Spotted dolphins are also taken incidentally in local fisheries along the Central American coast (Palacios and Gerrodette 1996). Yang et al. (1999) also reported incidental mortality in Chinese fisheries, and Dolar 1994 found incidental spotted dolphin takes in the Philippines. An unknown but suspected large number of Pantropical spotted dolphins are taken by the large-mesh pelagic driftnet fishery off eastern Taiwan (J. Wang pers. comm.).
Japan takes large numbers of spotted dolphins for human consumption. The catch in 1982 was 3,799, and annual catches between 1994 and 1997 ranged from 23 to 449 (Perrin 2002). Between 1995 and 2004, the average annual catch was 129 animals (Kasuya 2007). The drive fishery for spotted dolphins began in 1959 and is thought to have caused a slight decline in the minimum age at attainment of sexual maturity in females (Kasuya 1985).
Pantropical spotted dolphins are also taken in hand-harpoon fisheries in the Philippines (Dolar et al. 1994); in Taiwan, where it is the locally preferred species of cetacean for human consumption (J. Wang pers. comm.); and regularly or opportunistically by gillnet and harpoon in India and Sri Lanka (Perrin and Hohn 1994). Drive hunts at Malaita in the Solomon Islands took several hundred or thousands of spotted dolphins annually in the 1960s; the hunts continue at present (Ross et al. 2003, Kahn 2006). Small numbers are taken in numerous small subsistence fisheries for dolphins and whales around the world, e.g. at St. Vincent in the Lesser Antilles (Perrin and Hohn 1994) and Lamalera in Indonesia (Kahn 2004). Most of these kills have not been adequately monitored and the effects on the subpopulations are usually not known.

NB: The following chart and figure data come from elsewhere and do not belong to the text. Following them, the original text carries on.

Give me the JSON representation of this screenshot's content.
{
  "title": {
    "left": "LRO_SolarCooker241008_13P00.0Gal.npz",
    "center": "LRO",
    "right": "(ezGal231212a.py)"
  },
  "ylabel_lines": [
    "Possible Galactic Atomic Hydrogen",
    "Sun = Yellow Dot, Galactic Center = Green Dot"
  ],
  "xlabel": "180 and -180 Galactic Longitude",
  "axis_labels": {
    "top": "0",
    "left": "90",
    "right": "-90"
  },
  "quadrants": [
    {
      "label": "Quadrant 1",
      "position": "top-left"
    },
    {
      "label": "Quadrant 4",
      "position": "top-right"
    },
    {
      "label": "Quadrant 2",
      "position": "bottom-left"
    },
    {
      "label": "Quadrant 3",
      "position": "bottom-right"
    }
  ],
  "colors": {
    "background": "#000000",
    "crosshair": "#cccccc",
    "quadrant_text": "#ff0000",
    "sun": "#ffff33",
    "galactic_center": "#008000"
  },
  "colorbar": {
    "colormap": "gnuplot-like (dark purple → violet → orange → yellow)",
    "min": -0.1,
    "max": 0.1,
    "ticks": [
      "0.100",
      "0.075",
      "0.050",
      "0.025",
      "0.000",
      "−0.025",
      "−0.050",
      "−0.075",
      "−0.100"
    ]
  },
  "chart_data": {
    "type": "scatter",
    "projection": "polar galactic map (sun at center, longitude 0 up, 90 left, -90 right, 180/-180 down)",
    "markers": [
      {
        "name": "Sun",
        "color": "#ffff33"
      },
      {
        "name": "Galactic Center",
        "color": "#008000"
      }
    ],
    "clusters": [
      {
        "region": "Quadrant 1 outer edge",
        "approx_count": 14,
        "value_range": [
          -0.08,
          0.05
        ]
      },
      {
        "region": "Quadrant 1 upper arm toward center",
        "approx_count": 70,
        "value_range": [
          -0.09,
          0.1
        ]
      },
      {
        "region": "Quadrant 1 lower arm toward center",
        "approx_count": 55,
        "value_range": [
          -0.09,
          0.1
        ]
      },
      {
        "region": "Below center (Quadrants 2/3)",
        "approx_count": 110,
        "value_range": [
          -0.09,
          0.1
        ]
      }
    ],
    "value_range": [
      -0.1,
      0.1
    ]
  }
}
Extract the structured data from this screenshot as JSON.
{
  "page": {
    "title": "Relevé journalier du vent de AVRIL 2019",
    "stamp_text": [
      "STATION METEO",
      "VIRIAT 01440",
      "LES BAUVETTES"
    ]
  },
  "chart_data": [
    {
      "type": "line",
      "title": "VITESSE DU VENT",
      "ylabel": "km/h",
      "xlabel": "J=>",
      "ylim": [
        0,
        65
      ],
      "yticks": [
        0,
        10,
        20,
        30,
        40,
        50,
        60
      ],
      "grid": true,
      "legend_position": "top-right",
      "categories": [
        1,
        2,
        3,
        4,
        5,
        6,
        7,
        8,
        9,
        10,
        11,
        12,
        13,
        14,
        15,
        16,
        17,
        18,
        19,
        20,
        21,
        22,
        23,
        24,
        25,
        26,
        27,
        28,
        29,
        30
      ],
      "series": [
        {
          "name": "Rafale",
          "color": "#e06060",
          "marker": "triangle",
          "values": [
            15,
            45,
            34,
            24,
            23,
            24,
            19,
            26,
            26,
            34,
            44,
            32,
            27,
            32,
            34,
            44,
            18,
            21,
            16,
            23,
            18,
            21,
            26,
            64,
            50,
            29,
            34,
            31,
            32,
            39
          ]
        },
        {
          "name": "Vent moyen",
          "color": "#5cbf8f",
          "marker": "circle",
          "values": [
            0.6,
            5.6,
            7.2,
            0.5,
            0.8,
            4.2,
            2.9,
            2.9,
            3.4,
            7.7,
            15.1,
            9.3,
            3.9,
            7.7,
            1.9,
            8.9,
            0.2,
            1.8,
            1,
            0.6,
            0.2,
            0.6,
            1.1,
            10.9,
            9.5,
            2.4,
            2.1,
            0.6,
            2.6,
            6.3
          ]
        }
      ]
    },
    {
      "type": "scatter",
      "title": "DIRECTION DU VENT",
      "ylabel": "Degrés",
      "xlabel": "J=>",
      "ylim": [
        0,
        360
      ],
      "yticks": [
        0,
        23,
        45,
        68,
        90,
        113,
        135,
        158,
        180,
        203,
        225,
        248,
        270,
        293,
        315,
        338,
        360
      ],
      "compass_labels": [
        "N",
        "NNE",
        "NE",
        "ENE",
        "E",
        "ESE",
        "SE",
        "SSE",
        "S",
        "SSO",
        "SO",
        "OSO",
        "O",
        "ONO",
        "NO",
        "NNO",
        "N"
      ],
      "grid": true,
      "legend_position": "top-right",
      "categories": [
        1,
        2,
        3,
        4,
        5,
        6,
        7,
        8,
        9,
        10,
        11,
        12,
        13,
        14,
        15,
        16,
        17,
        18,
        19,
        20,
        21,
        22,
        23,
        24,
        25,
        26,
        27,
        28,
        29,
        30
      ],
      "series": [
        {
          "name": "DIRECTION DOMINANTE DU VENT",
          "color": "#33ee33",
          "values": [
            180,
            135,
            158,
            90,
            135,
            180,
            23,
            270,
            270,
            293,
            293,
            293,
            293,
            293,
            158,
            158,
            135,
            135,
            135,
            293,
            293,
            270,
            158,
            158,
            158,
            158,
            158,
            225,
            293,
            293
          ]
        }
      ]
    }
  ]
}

Dolphins and small whales of several species, including S. attenuata, putatively interfere in hook-and-line fisheries for squid and yellowtail in the Iki Island region of Japan (Kishiro and Kasuya 1993). Bounties have been paid to fishermen for dolphins killed since 1957. During the period 1976-1982 a total of 538 spotted dolphins were killed. The effect of these takes on the regional population is not known (Perrin and Hohn 1994).
The species is listed in Appendix II of CITES.
Spotted dolphins, as with other species impacted by the ETP tuna purse-seine fishery, are managed both nationally by the coastal countries and internationally by the IATTC. The IATTC has imposed annual stock mortality limits on each purse seine and promulgated regulations regarding the safe release of dolphins (Bayliff 2001).
As the species comprises several subspecies and regional populations, the conservation status of each of these should be assessed separately since the available estimates of abundance and removals suggest that some of them may fall into a Threatened category.